La gesta del Cruce de los Andes en 1817 sigue siendo estudiada en las academias militares de todo el planeta como un prodigio de logística, inteligencia y conducción. Organizar al Ejército de los Andes en el búnker mendocino de El Plumerillo —movilizando a más de 5.000 hombres, piezas de artillería y ganado a más de 4.000 metros de altura sobre el nivel del mar— exigió una capacidad de gestión presupuestaria, industrial y civil sin precedentes en la región. Las victorias en Chacabuco (1817) y Maipú (1818) sellaron la libertad chilena y abrieron paso a la expedición libertadora al Perú, donde en 1821 proclamó la independencia y asumió el cargo de Protector.
El desprendimiento del poder y las Máximas a su hija
Sin embargo, el mayor atributo de San Martín no fue únicamente su genio militar en la cancha, sino su absoluta nobleza institucional. En un siglo XIX desangrado por las guerras civiles y las ambiciones personales de facción, San Martín se negó de manera tajante a desenvainar su espada para combatir a sus propios compatriotas. Preferió el ostracismo voluntario y el exilio europeo antes que prestar su prestigio para el derramamiento de sangre entre hermanos. La célebre frase «El General San Martín jamás desenvainará su espada para combatir a sus paisanos» sintetiza una línea ética inquebrantable.

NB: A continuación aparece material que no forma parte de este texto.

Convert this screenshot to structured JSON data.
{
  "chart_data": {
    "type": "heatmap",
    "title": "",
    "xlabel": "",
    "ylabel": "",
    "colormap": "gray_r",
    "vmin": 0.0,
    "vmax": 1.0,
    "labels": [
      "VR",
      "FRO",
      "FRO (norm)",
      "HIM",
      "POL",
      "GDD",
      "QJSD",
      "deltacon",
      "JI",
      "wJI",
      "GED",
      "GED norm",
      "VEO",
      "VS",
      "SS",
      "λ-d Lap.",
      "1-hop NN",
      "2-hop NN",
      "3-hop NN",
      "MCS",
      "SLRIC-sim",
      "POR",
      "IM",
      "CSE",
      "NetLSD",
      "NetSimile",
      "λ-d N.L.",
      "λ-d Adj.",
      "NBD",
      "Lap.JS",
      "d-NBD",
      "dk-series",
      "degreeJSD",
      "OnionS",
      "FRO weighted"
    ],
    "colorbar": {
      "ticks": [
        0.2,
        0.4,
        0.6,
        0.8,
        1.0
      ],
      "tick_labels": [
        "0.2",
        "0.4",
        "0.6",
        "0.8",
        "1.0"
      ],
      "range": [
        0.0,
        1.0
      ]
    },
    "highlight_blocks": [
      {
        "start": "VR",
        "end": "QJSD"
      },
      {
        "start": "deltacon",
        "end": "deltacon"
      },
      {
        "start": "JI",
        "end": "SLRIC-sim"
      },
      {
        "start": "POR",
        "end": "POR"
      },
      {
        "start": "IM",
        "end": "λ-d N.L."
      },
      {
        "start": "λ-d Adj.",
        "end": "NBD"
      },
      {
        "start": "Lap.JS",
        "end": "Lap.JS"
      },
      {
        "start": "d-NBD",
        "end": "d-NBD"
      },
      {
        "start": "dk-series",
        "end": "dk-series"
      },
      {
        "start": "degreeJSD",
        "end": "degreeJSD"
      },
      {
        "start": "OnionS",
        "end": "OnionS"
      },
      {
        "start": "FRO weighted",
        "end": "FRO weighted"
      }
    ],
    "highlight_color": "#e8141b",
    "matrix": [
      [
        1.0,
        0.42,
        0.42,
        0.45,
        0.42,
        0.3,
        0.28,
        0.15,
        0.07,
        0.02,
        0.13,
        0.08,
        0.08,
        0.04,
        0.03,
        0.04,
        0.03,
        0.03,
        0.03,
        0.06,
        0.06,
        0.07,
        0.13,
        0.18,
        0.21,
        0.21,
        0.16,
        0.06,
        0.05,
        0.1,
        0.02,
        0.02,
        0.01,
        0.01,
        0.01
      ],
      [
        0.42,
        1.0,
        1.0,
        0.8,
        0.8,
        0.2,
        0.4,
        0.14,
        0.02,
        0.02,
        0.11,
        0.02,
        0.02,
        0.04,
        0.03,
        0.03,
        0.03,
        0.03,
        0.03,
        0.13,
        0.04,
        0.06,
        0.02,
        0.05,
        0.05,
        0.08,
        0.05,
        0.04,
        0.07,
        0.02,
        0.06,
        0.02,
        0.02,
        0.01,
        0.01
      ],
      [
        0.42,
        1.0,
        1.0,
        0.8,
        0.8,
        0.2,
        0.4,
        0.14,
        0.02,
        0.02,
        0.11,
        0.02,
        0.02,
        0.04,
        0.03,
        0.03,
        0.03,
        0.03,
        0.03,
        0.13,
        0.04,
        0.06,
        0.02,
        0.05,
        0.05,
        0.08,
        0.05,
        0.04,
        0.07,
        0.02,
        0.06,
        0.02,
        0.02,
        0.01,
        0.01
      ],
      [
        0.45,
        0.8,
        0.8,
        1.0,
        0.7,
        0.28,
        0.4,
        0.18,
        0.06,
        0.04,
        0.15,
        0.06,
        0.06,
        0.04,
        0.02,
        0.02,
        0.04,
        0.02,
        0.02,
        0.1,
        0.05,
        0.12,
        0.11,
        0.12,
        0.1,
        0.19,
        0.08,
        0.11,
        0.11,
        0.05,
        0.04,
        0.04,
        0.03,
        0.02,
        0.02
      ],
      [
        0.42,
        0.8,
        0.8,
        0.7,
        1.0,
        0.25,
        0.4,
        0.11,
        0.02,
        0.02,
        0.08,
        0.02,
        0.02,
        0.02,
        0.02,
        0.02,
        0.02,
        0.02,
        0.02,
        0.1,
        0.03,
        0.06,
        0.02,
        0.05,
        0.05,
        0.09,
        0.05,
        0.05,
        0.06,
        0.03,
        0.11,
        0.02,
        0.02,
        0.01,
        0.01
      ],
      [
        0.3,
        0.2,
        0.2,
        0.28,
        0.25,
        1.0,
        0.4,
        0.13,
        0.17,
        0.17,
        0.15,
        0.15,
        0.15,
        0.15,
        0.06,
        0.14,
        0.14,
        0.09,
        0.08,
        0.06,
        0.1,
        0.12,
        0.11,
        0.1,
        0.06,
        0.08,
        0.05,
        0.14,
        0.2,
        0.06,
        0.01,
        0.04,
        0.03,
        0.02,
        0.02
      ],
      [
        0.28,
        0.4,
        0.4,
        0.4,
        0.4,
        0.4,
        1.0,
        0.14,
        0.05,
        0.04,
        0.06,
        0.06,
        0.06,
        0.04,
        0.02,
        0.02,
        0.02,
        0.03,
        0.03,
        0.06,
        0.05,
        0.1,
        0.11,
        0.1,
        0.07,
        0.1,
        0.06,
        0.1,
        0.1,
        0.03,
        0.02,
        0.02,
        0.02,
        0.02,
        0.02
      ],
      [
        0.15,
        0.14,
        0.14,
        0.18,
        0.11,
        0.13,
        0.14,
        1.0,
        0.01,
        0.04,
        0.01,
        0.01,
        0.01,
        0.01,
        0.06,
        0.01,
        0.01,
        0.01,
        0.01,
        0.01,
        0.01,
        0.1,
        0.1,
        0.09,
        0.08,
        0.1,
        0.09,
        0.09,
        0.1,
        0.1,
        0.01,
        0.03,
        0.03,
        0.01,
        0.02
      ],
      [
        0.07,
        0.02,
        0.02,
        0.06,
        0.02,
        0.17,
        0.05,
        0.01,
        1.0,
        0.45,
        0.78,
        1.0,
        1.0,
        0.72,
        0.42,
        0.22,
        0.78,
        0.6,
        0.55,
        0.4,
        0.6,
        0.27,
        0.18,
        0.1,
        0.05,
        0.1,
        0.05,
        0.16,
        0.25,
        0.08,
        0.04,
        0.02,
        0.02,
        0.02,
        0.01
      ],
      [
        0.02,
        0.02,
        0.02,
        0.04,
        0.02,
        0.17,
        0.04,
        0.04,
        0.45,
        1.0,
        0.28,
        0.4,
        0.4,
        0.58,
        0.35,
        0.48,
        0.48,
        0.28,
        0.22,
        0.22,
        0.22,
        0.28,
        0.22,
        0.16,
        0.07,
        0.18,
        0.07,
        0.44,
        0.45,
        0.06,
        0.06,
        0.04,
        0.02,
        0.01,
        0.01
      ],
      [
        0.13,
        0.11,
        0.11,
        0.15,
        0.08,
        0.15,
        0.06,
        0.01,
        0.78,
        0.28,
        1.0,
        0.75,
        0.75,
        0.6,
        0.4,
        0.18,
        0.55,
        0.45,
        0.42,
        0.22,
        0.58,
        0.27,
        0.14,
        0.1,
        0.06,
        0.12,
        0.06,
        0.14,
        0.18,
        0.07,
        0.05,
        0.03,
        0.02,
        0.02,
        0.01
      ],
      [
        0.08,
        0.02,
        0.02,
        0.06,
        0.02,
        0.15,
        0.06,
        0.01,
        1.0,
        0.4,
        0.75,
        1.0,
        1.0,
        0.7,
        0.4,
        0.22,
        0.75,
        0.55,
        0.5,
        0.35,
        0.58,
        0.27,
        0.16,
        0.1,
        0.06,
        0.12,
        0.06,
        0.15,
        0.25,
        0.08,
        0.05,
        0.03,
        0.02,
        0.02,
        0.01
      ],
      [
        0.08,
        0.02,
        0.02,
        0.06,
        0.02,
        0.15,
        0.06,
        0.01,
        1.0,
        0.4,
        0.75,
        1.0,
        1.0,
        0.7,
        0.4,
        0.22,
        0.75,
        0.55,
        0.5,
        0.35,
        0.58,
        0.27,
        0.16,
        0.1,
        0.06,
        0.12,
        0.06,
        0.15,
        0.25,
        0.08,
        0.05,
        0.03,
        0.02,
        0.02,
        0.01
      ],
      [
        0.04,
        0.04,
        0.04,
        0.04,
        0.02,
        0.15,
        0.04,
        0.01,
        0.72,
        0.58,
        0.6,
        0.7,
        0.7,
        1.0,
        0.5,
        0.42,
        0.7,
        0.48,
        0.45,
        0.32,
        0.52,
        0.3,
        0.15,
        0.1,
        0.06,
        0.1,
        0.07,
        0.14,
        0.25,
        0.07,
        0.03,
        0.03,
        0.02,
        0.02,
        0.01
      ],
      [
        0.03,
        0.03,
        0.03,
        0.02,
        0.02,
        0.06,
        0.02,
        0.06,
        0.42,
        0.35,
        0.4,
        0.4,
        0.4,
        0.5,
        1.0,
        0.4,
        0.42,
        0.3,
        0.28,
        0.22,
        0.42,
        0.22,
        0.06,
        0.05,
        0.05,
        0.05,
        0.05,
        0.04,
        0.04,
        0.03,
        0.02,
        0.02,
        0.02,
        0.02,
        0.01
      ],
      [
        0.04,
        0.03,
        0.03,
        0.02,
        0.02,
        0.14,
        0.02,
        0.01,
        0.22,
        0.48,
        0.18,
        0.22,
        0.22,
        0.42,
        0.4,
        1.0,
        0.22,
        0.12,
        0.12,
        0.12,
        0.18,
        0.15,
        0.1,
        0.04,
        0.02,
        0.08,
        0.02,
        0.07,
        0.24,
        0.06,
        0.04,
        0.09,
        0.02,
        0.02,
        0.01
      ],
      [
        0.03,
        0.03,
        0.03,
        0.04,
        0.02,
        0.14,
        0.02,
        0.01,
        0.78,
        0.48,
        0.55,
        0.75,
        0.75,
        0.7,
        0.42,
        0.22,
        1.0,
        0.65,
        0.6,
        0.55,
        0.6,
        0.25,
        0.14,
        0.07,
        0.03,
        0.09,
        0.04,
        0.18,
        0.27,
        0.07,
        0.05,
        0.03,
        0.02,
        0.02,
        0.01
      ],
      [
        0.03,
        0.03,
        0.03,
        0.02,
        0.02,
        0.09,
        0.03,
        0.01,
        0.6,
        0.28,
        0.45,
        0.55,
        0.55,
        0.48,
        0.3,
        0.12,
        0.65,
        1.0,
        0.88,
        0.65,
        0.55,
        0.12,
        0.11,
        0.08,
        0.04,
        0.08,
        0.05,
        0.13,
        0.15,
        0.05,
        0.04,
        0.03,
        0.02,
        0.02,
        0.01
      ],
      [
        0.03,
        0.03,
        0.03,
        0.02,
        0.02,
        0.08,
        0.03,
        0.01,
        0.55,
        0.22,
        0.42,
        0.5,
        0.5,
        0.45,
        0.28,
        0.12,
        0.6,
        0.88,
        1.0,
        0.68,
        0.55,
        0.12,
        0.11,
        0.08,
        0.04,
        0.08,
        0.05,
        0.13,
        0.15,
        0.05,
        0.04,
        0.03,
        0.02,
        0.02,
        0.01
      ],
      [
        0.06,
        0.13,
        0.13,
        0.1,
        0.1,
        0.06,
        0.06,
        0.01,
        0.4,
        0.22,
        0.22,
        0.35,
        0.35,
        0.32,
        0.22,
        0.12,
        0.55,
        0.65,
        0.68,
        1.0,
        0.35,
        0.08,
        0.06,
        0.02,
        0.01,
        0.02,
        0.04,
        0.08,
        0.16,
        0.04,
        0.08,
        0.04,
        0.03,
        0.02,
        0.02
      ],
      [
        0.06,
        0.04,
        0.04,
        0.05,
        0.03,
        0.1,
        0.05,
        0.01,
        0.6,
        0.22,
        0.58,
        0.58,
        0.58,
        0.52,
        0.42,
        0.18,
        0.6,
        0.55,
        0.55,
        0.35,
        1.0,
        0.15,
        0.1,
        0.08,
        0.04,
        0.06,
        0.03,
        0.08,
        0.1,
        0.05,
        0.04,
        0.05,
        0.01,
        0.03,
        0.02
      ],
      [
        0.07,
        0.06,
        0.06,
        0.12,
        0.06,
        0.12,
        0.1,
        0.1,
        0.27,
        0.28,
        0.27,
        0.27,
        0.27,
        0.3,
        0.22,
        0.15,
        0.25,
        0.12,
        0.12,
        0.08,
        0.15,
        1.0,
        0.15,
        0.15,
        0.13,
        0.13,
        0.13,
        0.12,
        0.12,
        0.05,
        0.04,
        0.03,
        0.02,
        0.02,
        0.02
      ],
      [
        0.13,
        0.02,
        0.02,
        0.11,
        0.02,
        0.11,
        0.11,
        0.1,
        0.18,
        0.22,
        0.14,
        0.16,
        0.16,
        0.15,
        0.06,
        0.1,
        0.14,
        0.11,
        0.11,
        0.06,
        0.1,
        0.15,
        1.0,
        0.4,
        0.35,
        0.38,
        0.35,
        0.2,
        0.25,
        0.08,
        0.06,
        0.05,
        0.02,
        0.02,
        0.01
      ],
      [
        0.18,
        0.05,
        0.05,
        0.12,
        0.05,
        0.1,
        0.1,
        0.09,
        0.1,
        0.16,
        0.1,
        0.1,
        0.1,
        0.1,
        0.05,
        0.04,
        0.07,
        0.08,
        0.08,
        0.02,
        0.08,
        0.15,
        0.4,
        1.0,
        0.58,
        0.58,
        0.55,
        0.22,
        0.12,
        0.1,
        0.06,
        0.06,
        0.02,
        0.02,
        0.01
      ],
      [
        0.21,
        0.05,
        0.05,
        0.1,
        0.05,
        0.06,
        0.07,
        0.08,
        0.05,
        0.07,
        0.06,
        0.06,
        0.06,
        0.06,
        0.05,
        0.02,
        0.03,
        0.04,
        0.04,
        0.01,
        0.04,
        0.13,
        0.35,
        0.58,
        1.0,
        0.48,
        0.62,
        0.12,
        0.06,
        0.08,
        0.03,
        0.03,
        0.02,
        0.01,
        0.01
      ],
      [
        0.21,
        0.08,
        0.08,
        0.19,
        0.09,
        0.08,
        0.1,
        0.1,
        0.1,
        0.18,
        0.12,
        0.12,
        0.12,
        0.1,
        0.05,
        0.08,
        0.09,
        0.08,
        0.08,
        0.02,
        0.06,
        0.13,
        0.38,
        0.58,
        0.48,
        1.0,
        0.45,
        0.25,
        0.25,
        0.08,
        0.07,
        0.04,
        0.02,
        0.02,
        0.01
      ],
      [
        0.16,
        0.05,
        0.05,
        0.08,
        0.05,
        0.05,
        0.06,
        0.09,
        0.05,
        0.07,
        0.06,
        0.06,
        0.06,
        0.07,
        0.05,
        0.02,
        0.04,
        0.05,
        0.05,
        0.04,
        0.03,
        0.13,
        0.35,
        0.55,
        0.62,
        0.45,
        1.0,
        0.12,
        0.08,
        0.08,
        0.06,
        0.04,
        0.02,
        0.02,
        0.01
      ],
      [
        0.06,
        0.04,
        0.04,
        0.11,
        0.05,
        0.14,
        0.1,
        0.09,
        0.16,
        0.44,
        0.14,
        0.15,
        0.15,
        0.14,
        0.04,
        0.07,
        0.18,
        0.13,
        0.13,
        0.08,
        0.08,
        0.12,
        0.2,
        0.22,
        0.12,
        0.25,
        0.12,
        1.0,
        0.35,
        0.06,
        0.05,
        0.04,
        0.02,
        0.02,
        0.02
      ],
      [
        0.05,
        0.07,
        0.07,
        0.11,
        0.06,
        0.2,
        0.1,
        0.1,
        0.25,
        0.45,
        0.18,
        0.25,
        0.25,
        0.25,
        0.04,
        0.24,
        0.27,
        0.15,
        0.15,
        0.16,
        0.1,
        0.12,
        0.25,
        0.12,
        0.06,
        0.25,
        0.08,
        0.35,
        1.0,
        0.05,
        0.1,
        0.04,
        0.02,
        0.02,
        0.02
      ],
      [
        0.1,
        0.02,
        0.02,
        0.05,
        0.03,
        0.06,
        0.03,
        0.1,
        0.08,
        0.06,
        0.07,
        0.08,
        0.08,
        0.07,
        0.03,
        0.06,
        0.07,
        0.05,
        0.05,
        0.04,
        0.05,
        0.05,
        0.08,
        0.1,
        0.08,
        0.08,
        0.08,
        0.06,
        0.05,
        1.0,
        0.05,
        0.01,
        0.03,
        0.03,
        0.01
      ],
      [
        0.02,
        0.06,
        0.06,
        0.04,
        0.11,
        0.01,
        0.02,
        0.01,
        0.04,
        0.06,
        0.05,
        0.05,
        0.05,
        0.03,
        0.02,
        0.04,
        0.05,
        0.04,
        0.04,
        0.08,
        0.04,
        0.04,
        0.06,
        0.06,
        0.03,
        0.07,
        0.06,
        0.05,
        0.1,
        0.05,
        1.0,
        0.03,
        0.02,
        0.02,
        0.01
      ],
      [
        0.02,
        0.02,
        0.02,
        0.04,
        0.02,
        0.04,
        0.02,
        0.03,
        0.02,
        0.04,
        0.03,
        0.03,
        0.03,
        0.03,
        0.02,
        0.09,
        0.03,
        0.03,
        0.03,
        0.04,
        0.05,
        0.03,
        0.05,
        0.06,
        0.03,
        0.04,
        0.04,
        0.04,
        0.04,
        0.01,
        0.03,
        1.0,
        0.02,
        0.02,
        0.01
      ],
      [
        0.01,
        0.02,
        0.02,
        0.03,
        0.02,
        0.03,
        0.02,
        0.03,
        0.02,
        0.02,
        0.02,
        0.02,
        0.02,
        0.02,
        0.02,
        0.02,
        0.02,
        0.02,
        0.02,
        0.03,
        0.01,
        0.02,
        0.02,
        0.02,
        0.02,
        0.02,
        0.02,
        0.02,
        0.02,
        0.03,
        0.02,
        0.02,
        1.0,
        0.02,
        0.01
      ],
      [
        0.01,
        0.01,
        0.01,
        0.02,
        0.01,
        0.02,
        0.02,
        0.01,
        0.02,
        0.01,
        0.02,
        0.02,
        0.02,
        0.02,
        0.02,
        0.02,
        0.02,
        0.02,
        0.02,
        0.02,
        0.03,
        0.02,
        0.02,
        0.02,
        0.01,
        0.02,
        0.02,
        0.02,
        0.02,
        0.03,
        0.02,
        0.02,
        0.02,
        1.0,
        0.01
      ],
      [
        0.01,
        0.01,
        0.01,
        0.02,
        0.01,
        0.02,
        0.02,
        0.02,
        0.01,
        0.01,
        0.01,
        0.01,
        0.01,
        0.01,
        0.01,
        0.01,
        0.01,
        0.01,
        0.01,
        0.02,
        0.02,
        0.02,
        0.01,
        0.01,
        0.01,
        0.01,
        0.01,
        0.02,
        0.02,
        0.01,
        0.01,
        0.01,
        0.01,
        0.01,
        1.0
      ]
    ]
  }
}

Asimismo, su visión sobre la formación del ciudadano se refleja en las famosas Máximas escritas para su hija Mercedes en 1825. Principios como humanizar el carácter y hacerlo sensible aún con los insectos, amor a la verdad y odio a la mentira, inspirar un gran amor por la Patria y por la Libertad o cuidado sobre la reserva en los negocios, constituyen un código ético que mantiene una vigencia asombrosa para los desafíos cívicos de la Argentina del siglo XXI.
Hoy, cuando el país rinde tributo a su memoria en cada plaza, escuela e institución soberana, la enseñanza del Padre de la Patria se proyecta con fuerza renovada. San Martín nos enseñó que la verdadera libertad exige disciplina, austeridad en el ejercicio del mando y un compromiso sagrado con el destino colectivo. Un legado inmortal que sigue marcando el rumbo de una Nación que busca sostenerse de pie con la frente alta.
Hitos de la Gesta Sanmartiniana:
- Creación de los Granaderos (1812): Fundación del Regimiento de Granaderos a Caballo y bautismo de fuego en el Combate de San Lorenzo (1813).
- El Cruce de los Andes (1817): Operación logística y militar que independizó a Chile e inició la campaña sobre el Perú.
- Renuncia al Poder (1822): Tras la Entrevista de Guayaquil con Simón Bolívar, cedió el mando para garantizar la victoria final y marchó al exilio europeo.